[dropcap]S[/dropcap]t. John Bosco, popularly and affectionately called Don Bosco, was not so much an armchair educational theorist but a practical man with a compassionate heart and a burning zeal to save the youngsters from the perils of life. He was convinced that understanding the youth is an ongoing process. Don Bosco asked the educators to treat the young as their teachers! According to him, to learn the needs, hopes, and insecurities of the young people should be paramount in the minds and hearts of the educators of the young. In this regard, establishing genuine, friendly relationships with the young people is so essential for a proper education.
Don Bosco knew that young people need authentic teachers: persons open to the fullness of truth in the various branches of knowledge, persons who listen to and experience in their own hearts that interdisciplinary dialogue which promotes wholeness and harmony; persons, who above all, are convinced of our human capacity to advance along the path of truth. In his view, education cannot any more ignore the importance and relevance of the development of aesthetic sense among children as aesthetic appreciation leads the mind to newer explorations for finding “books in brooks” and “sermons in stones” for empowerment and enlightenment.Don Bosco’s vision of education calls for an integral understanding of education that educates the human search for meaning. It accompanies the search towards the encounter between the creature and the Creator. His well-known words on the subject are simple, yet profound: “Remember that education is a matter of the heart, of which God is the sole master, and we will be unable to achieve anything unless God teaches us, and puts the key in our hands.” In Don Bosco’s vision, education concerns the totality of the person, each one’s interior unity and ultimate destiny.

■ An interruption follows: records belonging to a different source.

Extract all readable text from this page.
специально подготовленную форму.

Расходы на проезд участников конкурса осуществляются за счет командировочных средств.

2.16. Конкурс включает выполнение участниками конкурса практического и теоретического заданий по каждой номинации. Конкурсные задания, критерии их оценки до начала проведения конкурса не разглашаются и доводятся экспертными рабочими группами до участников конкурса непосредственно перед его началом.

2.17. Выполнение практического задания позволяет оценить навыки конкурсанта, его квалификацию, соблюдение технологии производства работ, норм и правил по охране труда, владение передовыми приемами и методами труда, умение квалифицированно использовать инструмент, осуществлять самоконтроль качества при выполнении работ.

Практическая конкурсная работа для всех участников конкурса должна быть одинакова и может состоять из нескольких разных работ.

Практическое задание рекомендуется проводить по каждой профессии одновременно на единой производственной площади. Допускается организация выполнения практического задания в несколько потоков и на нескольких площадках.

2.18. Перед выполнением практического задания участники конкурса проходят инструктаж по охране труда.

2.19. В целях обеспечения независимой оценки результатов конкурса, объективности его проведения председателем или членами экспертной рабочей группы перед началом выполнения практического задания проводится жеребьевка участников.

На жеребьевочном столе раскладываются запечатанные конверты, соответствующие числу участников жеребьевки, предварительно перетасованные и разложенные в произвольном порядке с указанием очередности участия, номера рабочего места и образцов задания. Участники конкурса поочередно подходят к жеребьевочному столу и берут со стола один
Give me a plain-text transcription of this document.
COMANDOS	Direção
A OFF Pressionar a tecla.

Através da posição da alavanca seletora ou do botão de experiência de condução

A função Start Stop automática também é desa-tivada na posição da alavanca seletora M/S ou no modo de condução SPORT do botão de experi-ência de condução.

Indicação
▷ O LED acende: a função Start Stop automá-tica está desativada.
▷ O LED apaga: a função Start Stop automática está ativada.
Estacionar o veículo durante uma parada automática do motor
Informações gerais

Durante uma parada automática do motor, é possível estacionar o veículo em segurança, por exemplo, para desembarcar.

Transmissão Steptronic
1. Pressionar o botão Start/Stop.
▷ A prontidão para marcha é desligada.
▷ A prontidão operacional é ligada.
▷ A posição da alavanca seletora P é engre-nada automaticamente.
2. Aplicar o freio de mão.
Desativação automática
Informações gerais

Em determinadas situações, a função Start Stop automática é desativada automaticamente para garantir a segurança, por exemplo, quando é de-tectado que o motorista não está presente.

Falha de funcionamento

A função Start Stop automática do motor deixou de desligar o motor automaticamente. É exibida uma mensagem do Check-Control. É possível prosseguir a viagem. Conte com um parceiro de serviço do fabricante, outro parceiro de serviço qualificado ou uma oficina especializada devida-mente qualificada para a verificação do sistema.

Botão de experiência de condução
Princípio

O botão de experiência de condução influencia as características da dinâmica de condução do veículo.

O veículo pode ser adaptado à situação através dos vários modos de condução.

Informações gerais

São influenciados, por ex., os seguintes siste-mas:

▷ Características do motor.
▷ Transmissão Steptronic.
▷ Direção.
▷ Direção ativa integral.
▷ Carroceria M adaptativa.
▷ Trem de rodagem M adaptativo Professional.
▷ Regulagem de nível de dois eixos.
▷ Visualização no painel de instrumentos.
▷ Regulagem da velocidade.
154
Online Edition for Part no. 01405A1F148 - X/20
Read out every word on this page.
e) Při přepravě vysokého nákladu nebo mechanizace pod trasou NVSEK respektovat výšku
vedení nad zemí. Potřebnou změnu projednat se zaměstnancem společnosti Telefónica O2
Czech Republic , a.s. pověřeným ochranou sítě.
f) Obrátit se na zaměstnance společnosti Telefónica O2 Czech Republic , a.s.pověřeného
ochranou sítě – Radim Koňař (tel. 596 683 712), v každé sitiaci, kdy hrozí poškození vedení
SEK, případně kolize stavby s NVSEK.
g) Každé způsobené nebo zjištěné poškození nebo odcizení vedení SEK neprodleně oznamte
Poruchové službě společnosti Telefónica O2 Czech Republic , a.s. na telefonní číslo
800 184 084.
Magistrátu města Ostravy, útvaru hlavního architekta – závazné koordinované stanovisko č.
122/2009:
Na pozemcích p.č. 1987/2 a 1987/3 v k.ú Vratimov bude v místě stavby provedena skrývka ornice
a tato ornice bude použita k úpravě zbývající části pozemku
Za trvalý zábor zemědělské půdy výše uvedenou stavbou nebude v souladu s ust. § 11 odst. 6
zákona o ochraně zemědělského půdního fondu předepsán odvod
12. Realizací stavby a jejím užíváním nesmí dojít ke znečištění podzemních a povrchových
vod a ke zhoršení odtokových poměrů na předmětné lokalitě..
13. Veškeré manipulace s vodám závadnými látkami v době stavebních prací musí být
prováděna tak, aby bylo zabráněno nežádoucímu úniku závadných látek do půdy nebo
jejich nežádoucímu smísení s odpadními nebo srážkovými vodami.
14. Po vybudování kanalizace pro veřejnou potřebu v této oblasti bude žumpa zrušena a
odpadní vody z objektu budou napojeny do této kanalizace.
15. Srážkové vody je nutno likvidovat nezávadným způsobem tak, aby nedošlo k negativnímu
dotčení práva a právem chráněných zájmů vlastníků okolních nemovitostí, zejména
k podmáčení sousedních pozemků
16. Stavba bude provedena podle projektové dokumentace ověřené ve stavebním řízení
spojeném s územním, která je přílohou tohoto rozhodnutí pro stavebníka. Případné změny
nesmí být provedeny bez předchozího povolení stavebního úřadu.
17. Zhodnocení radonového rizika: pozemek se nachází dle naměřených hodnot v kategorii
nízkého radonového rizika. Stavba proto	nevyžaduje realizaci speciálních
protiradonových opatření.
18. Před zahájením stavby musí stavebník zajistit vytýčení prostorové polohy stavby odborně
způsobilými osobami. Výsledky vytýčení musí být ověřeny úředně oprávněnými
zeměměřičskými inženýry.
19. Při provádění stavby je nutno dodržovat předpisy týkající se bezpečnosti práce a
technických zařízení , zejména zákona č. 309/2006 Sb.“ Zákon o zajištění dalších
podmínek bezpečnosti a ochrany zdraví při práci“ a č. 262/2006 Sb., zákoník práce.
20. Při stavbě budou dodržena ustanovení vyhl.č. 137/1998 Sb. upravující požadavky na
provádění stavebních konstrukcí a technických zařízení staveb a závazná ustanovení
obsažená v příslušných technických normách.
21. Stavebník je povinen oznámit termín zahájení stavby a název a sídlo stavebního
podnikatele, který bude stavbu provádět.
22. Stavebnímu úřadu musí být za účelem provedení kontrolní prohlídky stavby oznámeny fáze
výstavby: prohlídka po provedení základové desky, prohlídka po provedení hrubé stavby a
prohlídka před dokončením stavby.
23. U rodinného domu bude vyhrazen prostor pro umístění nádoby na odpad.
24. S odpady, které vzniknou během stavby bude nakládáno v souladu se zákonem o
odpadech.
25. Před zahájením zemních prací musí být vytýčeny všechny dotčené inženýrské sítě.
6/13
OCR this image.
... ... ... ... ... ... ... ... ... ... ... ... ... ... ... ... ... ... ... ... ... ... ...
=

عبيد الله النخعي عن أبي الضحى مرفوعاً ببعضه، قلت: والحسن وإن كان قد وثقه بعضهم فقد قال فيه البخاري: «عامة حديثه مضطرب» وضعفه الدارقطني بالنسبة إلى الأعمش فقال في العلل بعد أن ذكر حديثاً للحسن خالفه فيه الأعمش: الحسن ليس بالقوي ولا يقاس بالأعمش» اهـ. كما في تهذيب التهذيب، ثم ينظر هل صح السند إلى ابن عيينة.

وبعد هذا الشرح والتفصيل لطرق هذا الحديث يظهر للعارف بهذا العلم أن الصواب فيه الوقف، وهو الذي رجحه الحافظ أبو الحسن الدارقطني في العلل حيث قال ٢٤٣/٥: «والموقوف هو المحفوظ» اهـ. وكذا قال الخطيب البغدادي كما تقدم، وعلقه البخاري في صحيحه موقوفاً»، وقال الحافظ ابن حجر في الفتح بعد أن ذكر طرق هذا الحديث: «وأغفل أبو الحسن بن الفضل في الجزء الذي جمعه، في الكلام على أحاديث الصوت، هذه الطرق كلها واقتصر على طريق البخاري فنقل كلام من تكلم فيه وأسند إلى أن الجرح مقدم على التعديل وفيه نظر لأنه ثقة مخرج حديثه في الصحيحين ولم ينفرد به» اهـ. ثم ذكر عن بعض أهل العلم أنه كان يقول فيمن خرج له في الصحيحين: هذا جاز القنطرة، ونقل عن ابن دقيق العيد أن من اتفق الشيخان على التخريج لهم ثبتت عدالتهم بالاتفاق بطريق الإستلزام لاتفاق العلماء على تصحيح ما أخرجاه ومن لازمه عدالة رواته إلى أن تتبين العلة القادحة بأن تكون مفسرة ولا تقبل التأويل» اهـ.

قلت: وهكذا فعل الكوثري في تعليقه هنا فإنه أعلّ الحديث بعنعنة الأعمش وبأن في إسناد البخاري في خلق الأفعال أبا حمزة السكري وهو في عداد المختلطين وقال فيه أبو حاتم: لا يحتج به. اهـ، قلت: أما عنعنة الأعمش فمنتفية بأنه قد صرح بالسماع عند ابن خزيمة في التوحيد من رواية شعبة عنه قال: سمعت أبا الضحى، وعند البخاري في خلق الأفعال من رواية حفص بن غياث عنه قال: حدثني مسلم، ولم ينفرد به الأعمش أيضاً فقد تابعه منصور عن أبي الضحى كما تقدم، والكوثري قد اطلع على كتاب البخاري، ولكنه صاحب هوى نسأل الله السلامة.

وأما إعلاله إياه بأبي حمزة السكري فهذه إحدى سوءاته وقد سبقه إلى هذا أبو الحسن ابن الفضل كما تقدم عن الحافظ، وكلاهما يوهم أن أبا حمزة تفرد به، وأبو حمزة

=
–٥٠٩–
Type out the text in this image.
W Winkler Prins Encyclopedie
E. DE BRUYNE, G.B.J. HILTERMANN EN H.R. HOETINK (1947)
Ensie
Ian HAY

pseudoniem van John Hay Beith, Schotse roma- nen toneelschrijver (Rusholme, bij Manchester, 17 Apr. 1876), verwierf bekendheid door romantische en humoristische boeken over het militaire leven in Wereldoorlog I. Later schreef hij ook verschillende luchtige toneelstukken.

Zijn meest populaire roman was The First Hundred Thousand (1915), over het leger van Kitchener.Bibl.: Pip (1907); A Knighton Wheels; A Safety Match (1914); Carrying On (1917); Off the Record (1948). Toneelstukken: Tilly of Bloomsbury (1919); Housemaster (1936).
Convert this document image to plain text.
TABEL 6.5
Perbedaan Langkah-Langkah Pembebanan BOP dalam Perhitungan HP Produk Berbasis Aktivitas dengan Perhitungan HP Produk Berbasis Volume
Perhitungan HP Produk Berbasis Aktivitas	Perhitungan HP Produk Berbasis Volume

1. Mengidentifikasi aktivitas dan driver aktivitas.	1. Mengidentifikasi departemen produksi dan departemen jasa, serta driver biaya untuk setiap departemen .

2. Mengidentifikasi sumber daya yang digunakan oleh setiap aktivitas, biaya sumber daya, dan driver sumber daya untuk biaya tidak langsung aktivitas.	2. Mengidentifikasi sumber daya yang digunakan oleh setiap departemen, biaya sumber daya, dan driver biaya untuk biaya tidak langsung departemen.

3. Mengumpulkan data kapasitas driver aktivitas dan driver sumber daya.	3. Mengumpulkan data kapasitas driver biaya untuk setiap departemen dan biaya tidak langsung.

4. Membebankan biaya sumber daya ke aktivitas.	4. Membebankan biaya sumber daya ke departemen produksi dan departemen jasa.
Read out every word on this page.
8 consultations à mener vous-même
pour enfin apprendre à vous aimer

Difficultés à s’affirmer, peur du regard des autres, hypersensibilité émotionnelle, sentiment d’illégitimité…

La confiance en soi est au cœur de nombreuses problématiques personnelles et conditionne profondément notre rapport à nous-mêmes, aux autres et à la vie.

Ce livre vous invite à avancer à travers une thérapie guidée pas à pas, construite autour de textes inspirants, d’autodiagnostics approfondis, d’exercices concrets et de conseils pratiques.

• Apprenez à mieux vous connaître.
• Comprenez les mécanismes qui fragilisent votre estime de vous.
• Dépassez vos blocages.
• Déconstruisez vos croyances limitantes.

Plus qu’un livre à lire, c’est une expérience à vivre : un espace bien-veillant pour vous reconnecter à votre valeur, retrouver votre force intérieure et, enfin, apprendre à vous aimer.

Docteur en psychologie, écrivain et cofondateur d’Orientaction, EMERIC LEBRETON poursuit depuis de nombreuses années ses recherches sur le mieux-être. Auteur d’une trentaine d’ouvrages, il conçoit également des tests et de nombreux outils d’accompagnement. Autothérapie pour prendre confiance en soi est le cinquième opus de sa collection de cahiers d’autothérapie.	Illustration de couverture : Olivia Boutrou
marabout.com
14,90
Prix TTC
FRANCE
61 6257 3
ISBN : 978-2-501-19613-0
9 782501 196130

In his letter to his followers from Rome on 10th May 1884, Don Bosco wrote that love alone is not enough. He insists that “we must stay with the young, take part in their games.” He asks for something more: “Love what the young love.” He goes on to exhort: “The educator must love what the young love, and the young will come to love what the educators love.” There is no surprise more magical than the surprise of being loved. Don Bosco goes on to say: “If the young know that they are really loved because the educators take part in the things that are pleasing to them, they learn to love the things they naturally don’t like, such as discipline, study, etc., and these things they learn to do with enthusiasm and love.”
Don Bosco wanted his educators to be reasonable with the young. Reason stands for a wise and progressive enlightenment of the minds of the young, opening them to the world, to culture, to the realities of life and the appeal of values. In dealing with the young, reason also signifies reasonableness, good sense, prudence, simplicity and avoidance of anything artificial. The rules of good behaviour to be inculcated must be reasonable and essential; they must be clearly explained, and their necessity and value must be patiently brought home to the young. Reason in this context also means persuasiveness and dialogue, and formation of the conscience to personal responsibility and freedom.
There are more things to admire in people than to despise. Don Bosco never gave up on anyone because they were wicked or immoral. He was convinced that even the dirty water can quench the fire, and water can always be purified. The educator must possess the capacity for true love, openness to others, ability for mutual acceptance and of unconditioned and positive appraisal of persons and situations. Kindness, sincerity of mind, constant respect for justice, and pleasantness in dealing with others are also basic requirements for a true educator.
Don Bosco was a pioneer to bring to the fore the perpetual importance of life-long education. In the past, the future used to be something with known paradigms and we were preparing students for only a few known professions. Don Bosco believed that this is no longer true as the future has not only become unknown but also unpredictable.
Don Bosco was no slave of his times or traditions. He had a passion to remain relevant to the times. He had seen the undue emphasis on the scholastic aspects of growth at the cost of other more important ‘life-relevant’ co-scholastic facets of personality. He knew that this inadvertent and sometimes ever deliberate neglect of the ‘Man-making function of education’ has already cost the society dearly. He did not want to continue to step on this slide of disaster. In a world taken over by materialism and selfishness where sacrifice for others is considered as foolishness, patience as inertness, humility as cowardice, obedience as slavery, honesty as lack of foresight and respect for law as timidity, Don Bosco helped in inculcating in the children values that really mattered in life.
Don Bosco was such an ardent lover of youth that we hardly come across him all alone: he is always in the midst of youth or surrounded by a group of children. He himself sums up his guiding principle: “That you are young is enough to make me love you very much.” As the year 2015 commemorates the bicentenary of the birth of this great saint and educator, it is most fitting that we too learn to love the young, appreciate their great potentiality and innate goodness, and help them to realize their dreams and aspirations.